CASE 10 OF 10Seasonal (period m: windowed sums of length m are iid)
Spec: {'id': 'time', 'model': 'seasonal', 'season.length': 5} (10 ordered time points = 2 full cycles)
season.length is fixed metadata, not a parameter)ui + ui+1 + … + ui+m−1 iid~ N(0, τ−1), i = 1, …, n − m + 1
The seasonal model puts the prior on sliding sums of length m, not on neighbor differences. Every consecutive window of m latent values is constrained to look like a small Gaussian. Patterns that repeat with period m (so each cycle of length m roughly averages to zero) sit comfortably under this prior; non-periodic drift accumulates inside the windows and is penalized. The model is intrinsic: it has rank deficiency m − 1, identifiable once you have an intercept or other fixed effects.
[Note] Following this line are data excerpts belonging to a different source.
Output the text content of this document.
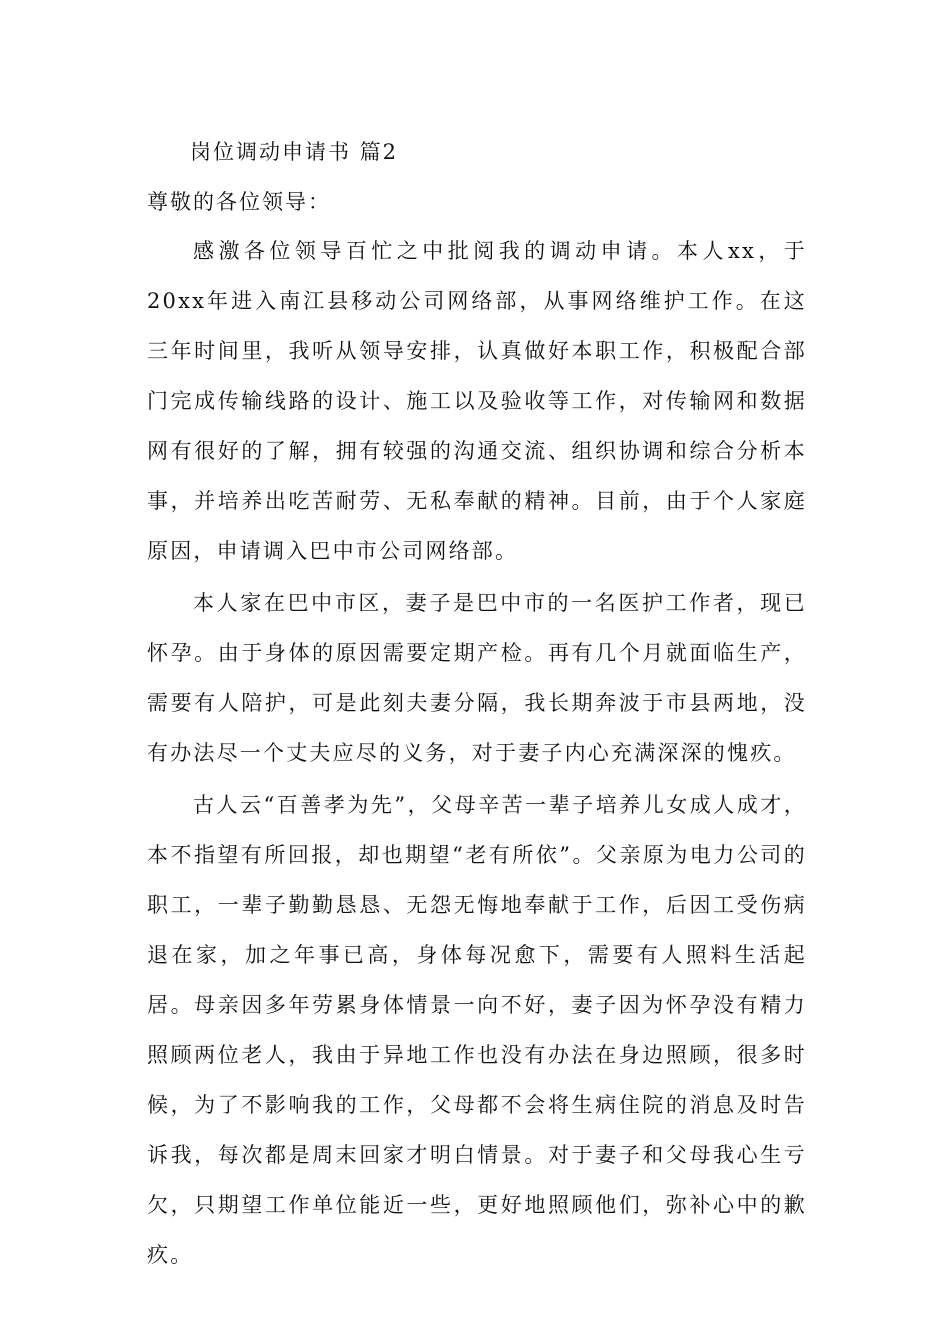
岗位调动申请书 篇2
尊敬的各位领导：

感激各位领导百忙之中批阅我的调动申请。本人xx，于20xx年进入南江县移动公司网络部，从事网络维护工作。在这三年时间里，我听从领导安排，认真做好本职工作，积极配合部门完成传输线路的设计、施工以及验收等工作，对传输网和数据网有很好的了解，拥有较强的沟通交流、组织协调和综合分析本事，并培养出吃苦耐劳、无私奉献的精神。目前，由于个人家庭原因，申请调入巴中市公司网络部。

本人家在巴中市区，妻子是巴中市的一名医护工作者，现已怀孕。由于身体的原因需要定期产检。再有几个月就面临生产，需要有人陪护，可是此刻夫妻分隔，我长期奔波于市县两地，没有办法尽一个丈夫应尽的义务，对于妻子内心充满深深的愧疚。

古人云“百善孝为先”，父母辛苦一辈子培养儿女成人成才，本不指望有所回报，却也期望“老有所依”。父亲原为电力公司的职工，一辈子勤勤恳恳、无怨无悔地奉献于工作，后因工受伤病退在家，加之年事已高，身体每况愈下，需要有人照料生活起居。母亲因多年劳累身体情景一向不好，妻子因为怀孕没有精力照顾两位老人，我由于异地工作也没有办法在身边照顾，很多时候，为了不影响我的工作，父母都不会将生病住院的消息及时告诉我，每次都是周末回家才明白情景。对于妻子和父母我心生亏欠，只期望工作单位能近一些，更好地照顾他们，弥补心中的歉疚。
| i | 1 | 2 | 3 | 4 | 5 | 6 | 7 | 8 | 9 | 10 |
time |
1 | 2 | 3 | 4 | 5 | 6 | 7 | 8 | 9 | 10 |
| position | 1 | 2 | 3 | 4 | 5 | 1 | 2 | 3 | 4 | 5 |
| cycle 1 (i = 1..5) | ||||||
| i=1 | y1 | = | μ | + | u1 | pos 1, cycle 1 |
| i=2 | y2 | = | μ | + | u2 | pos 2, cycle 1 |
| i=3 | y3 | = | μ | + | u3 | pos 3, cycle 1 |
| i=4 | y4 | = | μ | + | u4 | pos 4, cycle 1 |
| i=5 | y5 | = | μ | + | u5 | pos 5, cycle 1 |
| cycle 2 (i = 6..10), same positions, not forced equal | ||||||
| i=6 | y6 | = | μ | + | u6 | pos 1, cycle 2 |
| i=7 | y7 | = | μ | + | u7 | pos 2, cycle 2 |
| i=8 | y8 | = | μ | + | u8 | pos 3, cycle 2 |
| i=9 | y9 | = | μ | + | u9 | pos 4, cycle 2 |
| i=10 | y10 | = | μ | + | u10 | pos 5, cycle 2 |
For n = 10 obs and m = 5, there are n − m + 1 = 6 sliding windows. Each one constrains a 5-element sum to be small. This favours patterns whose values inside any cycle of length 5 roughly cancel.
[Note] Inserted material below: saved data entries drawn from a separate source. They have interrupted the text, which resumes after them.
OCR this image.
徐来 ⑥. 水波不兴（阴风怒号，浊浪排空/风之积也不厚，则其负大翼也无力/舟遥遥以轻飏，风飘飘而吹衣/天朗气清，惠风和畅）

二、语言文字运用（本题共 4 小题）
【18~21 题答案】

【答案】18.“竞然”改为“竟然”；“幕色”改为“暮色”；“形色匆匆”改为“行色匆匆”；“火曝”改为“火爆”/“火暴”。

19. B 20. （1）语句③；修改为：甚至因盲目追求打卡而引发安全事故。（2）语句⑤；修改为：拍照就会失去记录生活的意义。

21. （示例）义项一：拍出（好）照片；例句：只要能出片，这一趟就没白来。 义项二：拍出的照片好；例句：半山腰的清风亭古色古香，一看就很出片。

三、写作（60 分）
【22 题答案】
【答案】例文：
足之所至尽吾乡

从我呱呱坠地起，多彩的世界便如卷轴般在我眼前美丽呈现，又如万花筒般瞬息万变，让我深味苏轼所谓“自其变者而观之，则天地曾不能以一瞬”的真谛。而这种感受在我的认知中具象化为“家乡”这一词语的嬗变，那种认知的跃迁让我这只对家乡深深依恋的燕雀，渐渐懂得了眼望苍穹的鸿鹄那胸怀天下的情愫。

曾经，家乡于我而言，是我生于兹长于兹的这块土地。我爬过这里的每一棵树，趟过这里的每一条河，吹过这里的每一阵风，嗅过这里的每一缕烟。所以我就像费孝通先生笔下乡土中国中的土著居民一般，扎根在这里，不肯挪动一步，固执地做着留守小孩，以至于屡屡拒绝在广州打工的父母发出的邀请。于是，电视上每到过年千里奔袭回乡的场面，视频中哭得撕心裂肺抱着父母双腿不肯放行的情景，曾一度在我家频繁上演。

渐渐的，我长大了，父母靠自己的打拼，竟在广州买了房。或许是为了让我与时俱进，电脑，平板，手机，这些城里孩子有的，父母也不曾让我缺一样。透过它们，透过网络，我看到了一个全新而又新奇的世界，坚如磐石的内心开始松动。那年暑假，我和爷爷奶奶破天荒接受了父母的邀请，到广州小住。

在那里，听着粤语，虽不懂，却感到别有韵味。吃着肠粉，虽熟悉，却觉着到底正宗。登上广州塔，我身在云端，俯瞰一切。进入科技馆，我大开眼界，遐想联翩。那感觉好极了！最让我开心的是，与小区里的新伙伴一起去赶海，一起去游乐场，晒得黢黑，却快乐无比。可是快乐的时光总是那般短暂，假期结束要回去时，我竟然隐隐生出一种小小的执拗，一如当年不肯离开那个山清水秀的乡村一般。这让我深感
Stack the six window constraints into the (n − m + 1) × n design matrix D (row i is [0,…,0, 1,1,1,1,1, 0,…,0] with the five 1s at positions i..i+4), then R = DTD. Entry Rab counts how many windows contain both positions a and b.
| 1 | 2 | 3 | 4 | 5 | 6 | 7 | 8 | 9 | 10 | |
|---|---|---|---|---|---|---|---|---|---|---|
| 1 | 1 | 1 | 1 | 1 | 1 | 0 | 0 | 0 | 0 | 0 |
| 2 | 1 | 2 | 2 | 2 | 2 | 1 | 0 | 0 | 0 | 0 |
| 3 | 1 | 2 | 3 | 3 | 3 | 2 | 1 | 0 | 0 | 0 |
| 4 | 1 | 2 | 3 | 4 | 4 | 3 | 2 | 1 | 0 | 0 |
| 5 | 1 | 2 | 3 | 4 | 5 | 4 | 3 | 2 | 1 | 0 |
| 6 | 0 | 1 | 2 | 3 | 4 | 5 | 4 | 3 | 2 | 1 |
| 7 | 0 | 0 | 1 | 2 | 3 | 4 | 4 | 3 | 2 | 1 |
| 8 | 0 | 0 | 0 | 1 | 2 | 3 | 3 | 3 | 2 | 1 |
| 9 | 0 | 0 | 0 | 0 | 1 | 2 | 2 | 2 | 2 | 1 |
| 10 | 0 | 0 | 0 | 0 | 0 | 1 | 1 | 1 | 1 | 1 |
- Bandwidth = 2m − 1 = 9: Rab = 0 whenever |a − b| ≥ m (no length-m window can contain both).
- Interior diagonal = m = 5: positions in the middle of the index sit inside all m overlapping windows; positions near the boundary sit in fewer (a triangular ramp 1, 2, 3, 4, 5 from each corner).
- Interior off-diagonals decay linearly: row 5 reads
1, 2, 3, 4, 5, 4, 3, 2, 1, 0, the autocorrelation of the all-ones vector of length m with itself. - Rank deficiency = m − 1 = 4: there are m − 1 directions that all windowed sums miss. (Concretely: shifting every value at slot k ≡ const (mod m) by the same amount while keeping the within-period sum at zero leaves every length-m sum unchanged.) An intercept absorbs one direction; the rest are pinned by data.
| Aspect | RW1 (case 5) | RW1 cyclic (case 7) | Seasonal (case 10) |
|---|---|---|---|
| Prior is on | neighbor increments ui − ui−1 | same as RW1, plus the wrap pair un − u1 | sliding sums of m consecutive values |
| Built-in period | none, just smoothness | the full length n (one big loop) | configurable m via season.length |
| Forces ui+m = ui? | no period at all | only at the wrap (i = n ↔ i = 1) | no, only the sums are constrained |
| Typical sample | smooth random walk | smooth walk that closes back on itself | oscillation around zero with cycle m |
| When to reach for it | monotone trend, drift, no recurring shape | angle, day-of-year, anything truly periodic with one full cycle of data | monthly seasonality across years, weekly across weeks, etc. |
- RW1 ties neighbors together: good for smoothness, no period.
- RW1 cyclic ties neighbors and closes the loop end-to-start: good when the index itself is a circle (angles, day-of-year).
- Seasonal ties every windowed sum of length m: good when the pattern repeats every m steps and you have several cycles of data.